生命保険 解説・用語集

定額年金保険の概要と比較のポイント

定額年金保険とは個人年金保険の一種で、老後の生活資金を補完するための保険だ。加入するときの予定利率で、保険料積立期間、据え置き期間、年金受取期間の年金の原資をの運用利回りを保証する。あらかじめ定められた利率で確実に増やすことを目的とする保険のため、安全性を見込んで予定利率は低く抑えてある。

定額年金保険を選択する上では、保険料・保険料払込期間・年金受取開始年齢・据置期間・年金支払期間・年金種類・基本年金額を考慮する必要がある。「保険料」は月額1~5万円程度にするか一時払い(一括でまとめて支払う)にするケースが多い。「保険料払込期間」は保険料を何歳まで支払うか?という期間だが、大抵は60歳か65歳の二択になっている。何歳で退職するかを目安に考える必要がある。早期退職するなら60歳か退職金で残りの保険料を支払うことになる。

「年金受取開始年齢」は年金を受け取り始める年齢のことだが、これも60歳・65歳の二択のケースが多い。
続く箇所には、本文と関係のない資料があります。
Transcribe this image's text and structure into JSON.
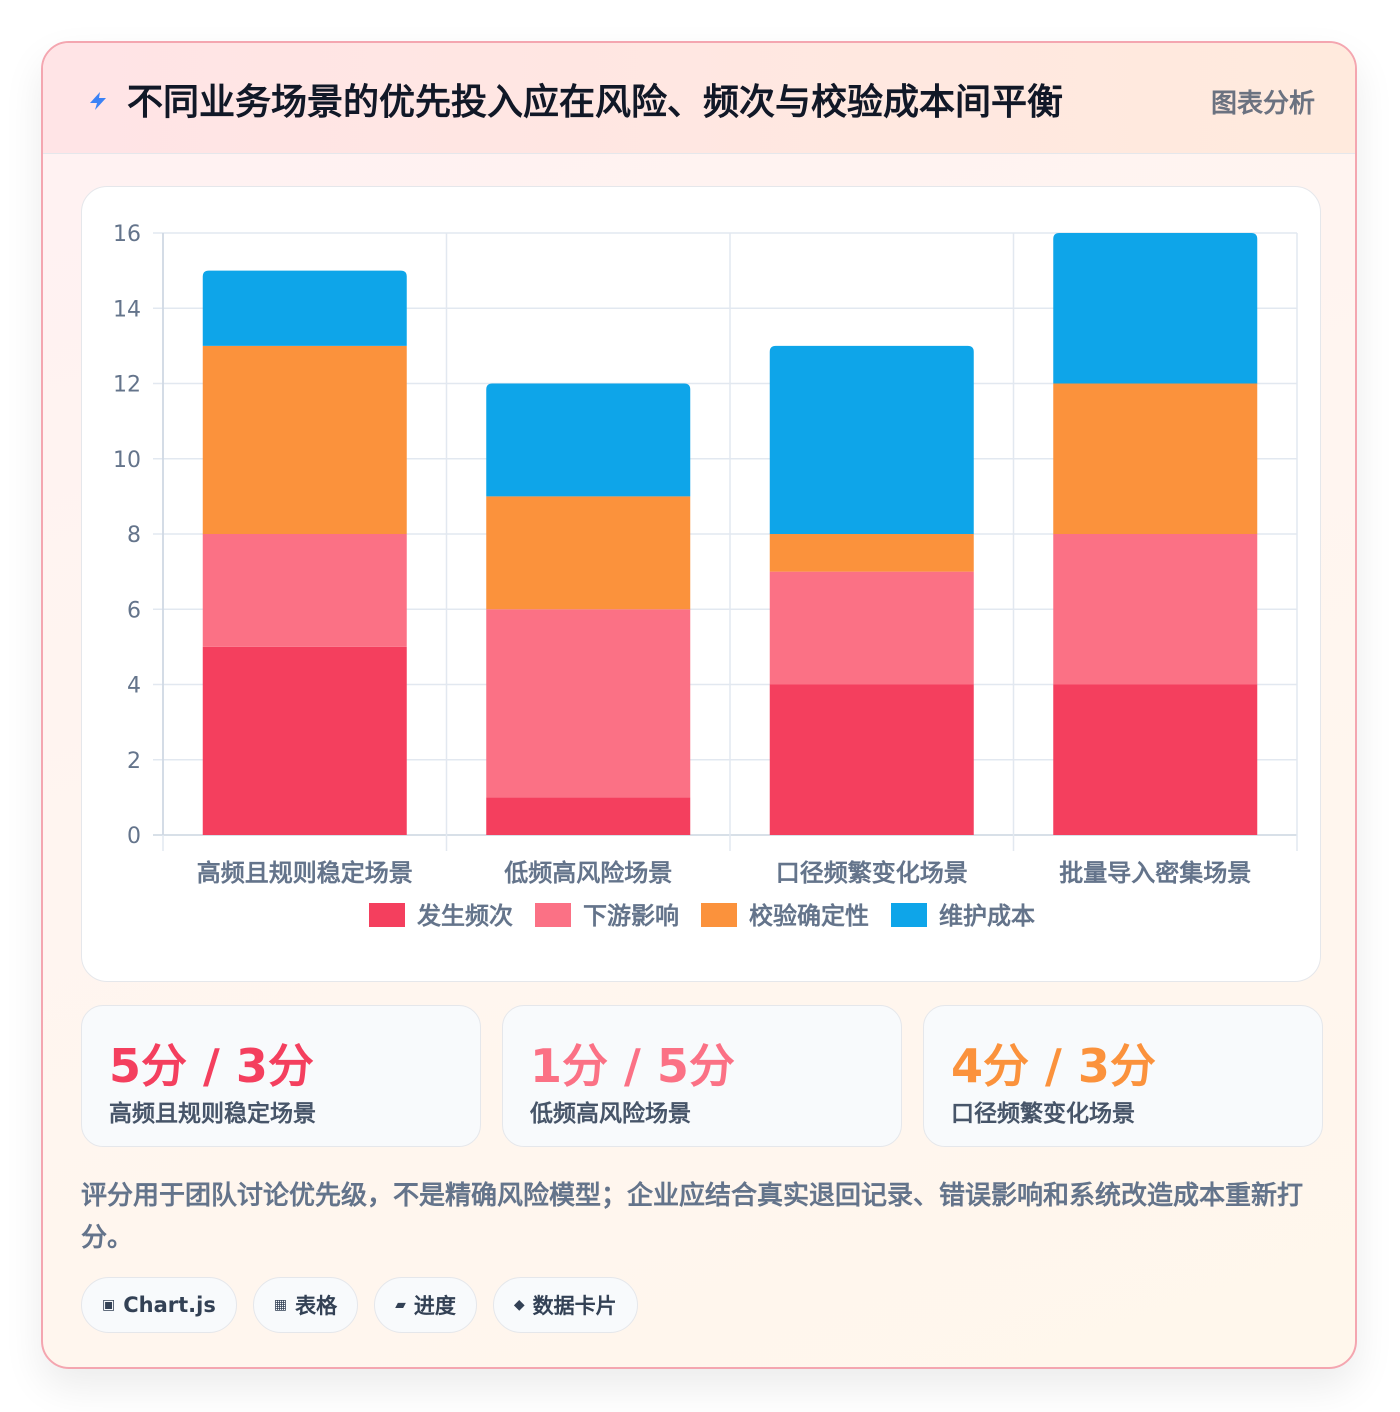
{
  "header": {
    "icon": "lightning-icon",
    "title": "不同业务场景的优先投入应在风险、频次与校验成本间平衡",
    "badge": "图表分析"
  },
  "chart_data": {
    "type": "bar",
    "stacked": true,
    "categories": [
      "高频且规则稳定场景",
      "低频高风险场景",
      "口径频繁变化场景",
      "批量导入密集场景"
    ],
    "series": [
      {
        "name": "发生频次",
        "color": "#f43f5e",
        "values": [
          5,
          1,
          4,
          4
        ]
      },
      {
        "name": "下游影响",
        "color": "#fb7185",
        "values": [
          3,
          5,
          3,
          4
        ]
      },
      {
        "name": "校验确定性",
        "color": "#fb923c",
        "values": [
          5,
          3,
          1,
          4
        ]
      },
      {
        "name": "维护成本",
        "color": "#0ea5e9",
        "values": [
          2,
          3,
          5,
          4
        ]
      }
    ],
    "ylim": [
      0,
      16
    ],
    "yticks": [
      0,
      2,
      4,
      6,
      8,
      10,
      12,
      14,
      16
    ],
    "grid": true,
    "legend": "bottom"
  },
  "stats": [
    {
      "value": "5分 / 3分",
      "label": "高频且规则稳定场景",
      "color": "#f43f5e"
    },
    {
      "value": "1分 / 5分",
      "label": "低频高风险场景",
      "color": "#fb7185"
    },
    {
      "value": "4分 / 3分",
      "label": "口径频繁变化场景",
      "color": "#fb923c"
    }
  ],
  "note": "评分用于团队讨论优先级，不是精确风险模型；企业应结合真实退回记录、错误影响和系统改造成本重新打分。",
  "tags": [
    {
      "icon": "chart-square-icon",
      "glyph": "▣",
      "label": "Chart.js"
    },
    {
      "icon": "table-icon",
      "glyph": "▦",
      "label": "表格"
    },
    {
      "icon": "progress-icon",
      "glyph": "▰",
      "label": "进度"
    },
    {
      "icon": "diamond-icon",
      "glyph": "◆",
      "label": "数据卡片"
    }
  ]
}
退職する年齢もさることながら、2014年現在で男性で53歳以下だと公的年金を受け取るのは65歳からとなる。60歳で退職してから公的年金を受け取る65歳までの空白の5年を埋めるのか、はたまた退職金で補うのか、別の金融商品(投信の毎月分配型など)で埋めるのかを考える必要がある。「据置期間」は保険料の払込終了から年金受け取り開始までに据え置かれる期間だ。

「年金支払期間」は年金を受け取る年数を意味するが、5年・10年・終身を選択することが多い。5年は前述の60歳から65歳までの空白の5年を埋めるためで、10年は早期退職ないしは年金の受給開始年齢を70歳まで引き上げる選択をした場合のためといえよう。ちなみに受給開始年齢を70歳まで引き上げると、その分だけ年金額は大きくなる。終身だと公的年金の上乗せとしての意味合いが強い。「年金の種類」は、個人年金保険でも既述したように年金の受け取り方などでことなる種類を指す。
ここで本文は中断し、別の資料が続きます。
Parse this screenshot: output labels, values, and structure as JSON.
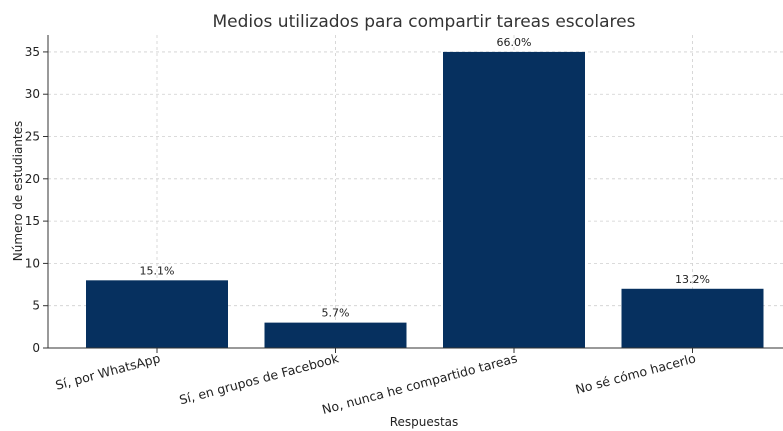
{
  "chart_data": {
    "type": "bar",
    "title": "Medios utilizados para compartir tareas escolares",
    "xlabel": "Respuestas",
    "ylabel": "Número de estudiantes",
    "categories": [
      "Sí, por WhatsApp",
      "Sí, en grupos de Facebook",
      "No, nunca he compartido tareas",
      "No sé cómo hacerlo"
    ],
    "values": [
      8,
      3,
      35,
      7
    ],
    "data_labels": [
      "15.1%",
      "5.7%",
      "66.0%",
      "13.2%"
    ],
    "ylim": [
      0,
      37
    ],
    "yticks": [
      0,
      5,
      10,
      15,
      20,
      25,
      30,
      35
    ],
    "grid": true,
    "bar_color": "#06305f"
  }
}
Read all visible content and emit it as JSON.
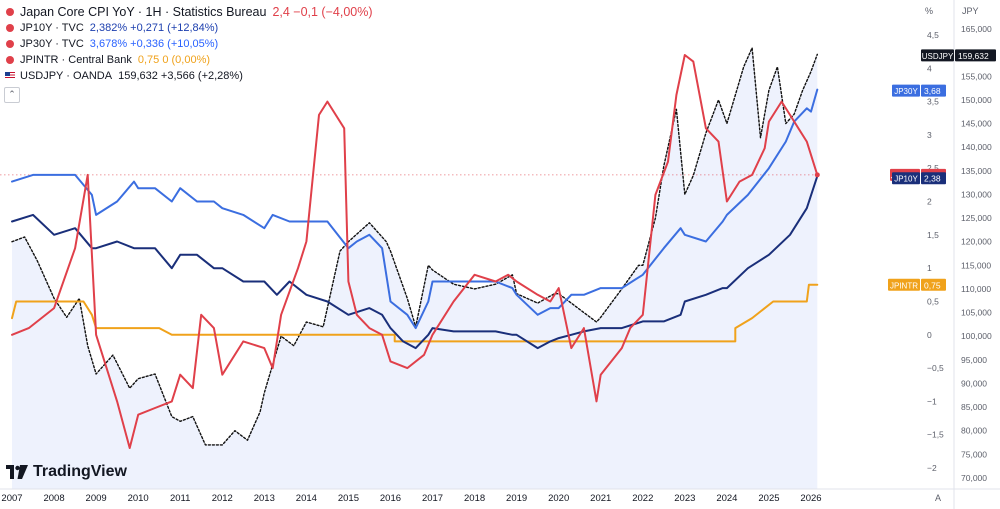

個人年金保険の区分と特徴(有期年金・確定年金・終身年金・保証期間付終身年金など)

最後に「基本年金額」だが、これは受け取る年金の額だ。多くの保険会社では基本年金額は年額のため12ヶ月で割る必要がある。基本年金額が60万円だとすれば毎月5万円を受け取ることになる。この大小がお得な年金保険か否かを決めるわけだが、その際に用いられる指標の1つが返戻率だ。返戻率は受け取る年金の総額(基本年金額×年金支払期間)÷支払った合計保険料で算出できる。仮に40歳で月額1万円で65歳払込完了の支払い期間10年の年金保険を契約し、基本年金額が35万円だとする。すると受け取る年金の総額は350万円に対して、支払った保険料は合計300万円となる。返戻率は350÷300=1.16で返戻率は116%となる。支払った保険料が1.16倍(16%増し)で戻ってくるということだ。
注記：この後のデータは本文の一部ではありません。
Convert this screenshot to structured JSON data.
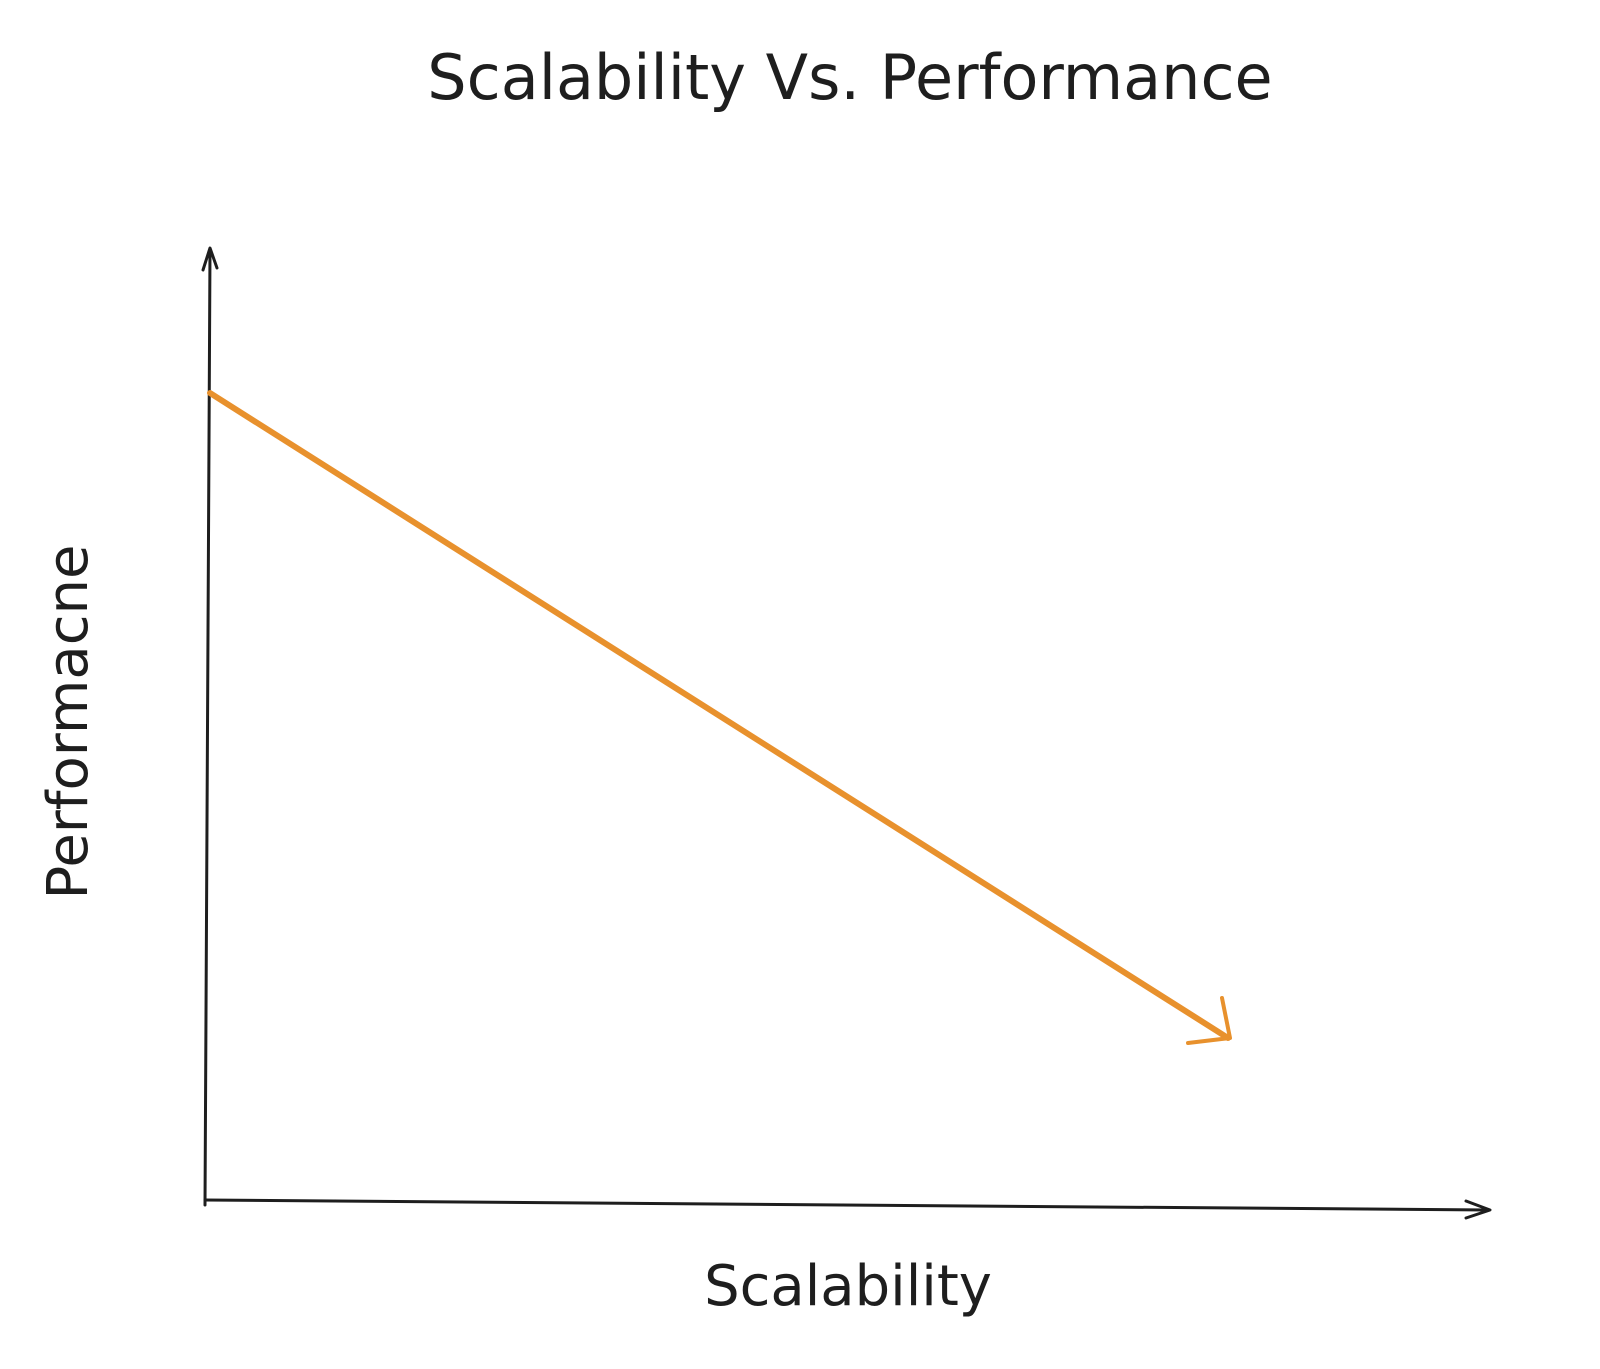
{
  "title": "Scalability Vs. Performance",
  "x_axis_label": "Scalability",
  "y_axis_label": "Performacne"
}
ただし、返戻率は時間軸を無視しているため他の金融商品(定期預金や個人向け国債)と比較できない。そのため年金保険も返戻率ではなく、年の利回りで計算して比較する必要がある。その場合は「年金保険で増えた額(利息額)÷支払った合計保険料÷払込み年数×100」で計算できる。

前述の例だと、増えた額は50万、支払った保険料は300万、払込み年数は25年となるが、これを上述の式に当てはめると「50万÷300万÷25年×100≒0.6%」となる。これで利回りは0.6%ということが分かる。仮に年金支払い期間も運用期間に含めるなら利回りは0.47%となる。上述の例なら定期預金の0.35%、個人向け国債の0.4%よりは有利となる。ちなみに自分で計算するなら、エクセルで上述の数式を組むか、POWER関数を使っても容易に計算できる。

以上のことから定額年金保険を検討する際には、まずは目的に照らし併せて各項目を自分なりに決定し、まずは幾つかの保険会社で返戻率で比較する。その上で最も優秀なものを他の金融商品(定期預金・国債)などと比較するのが妥当だ。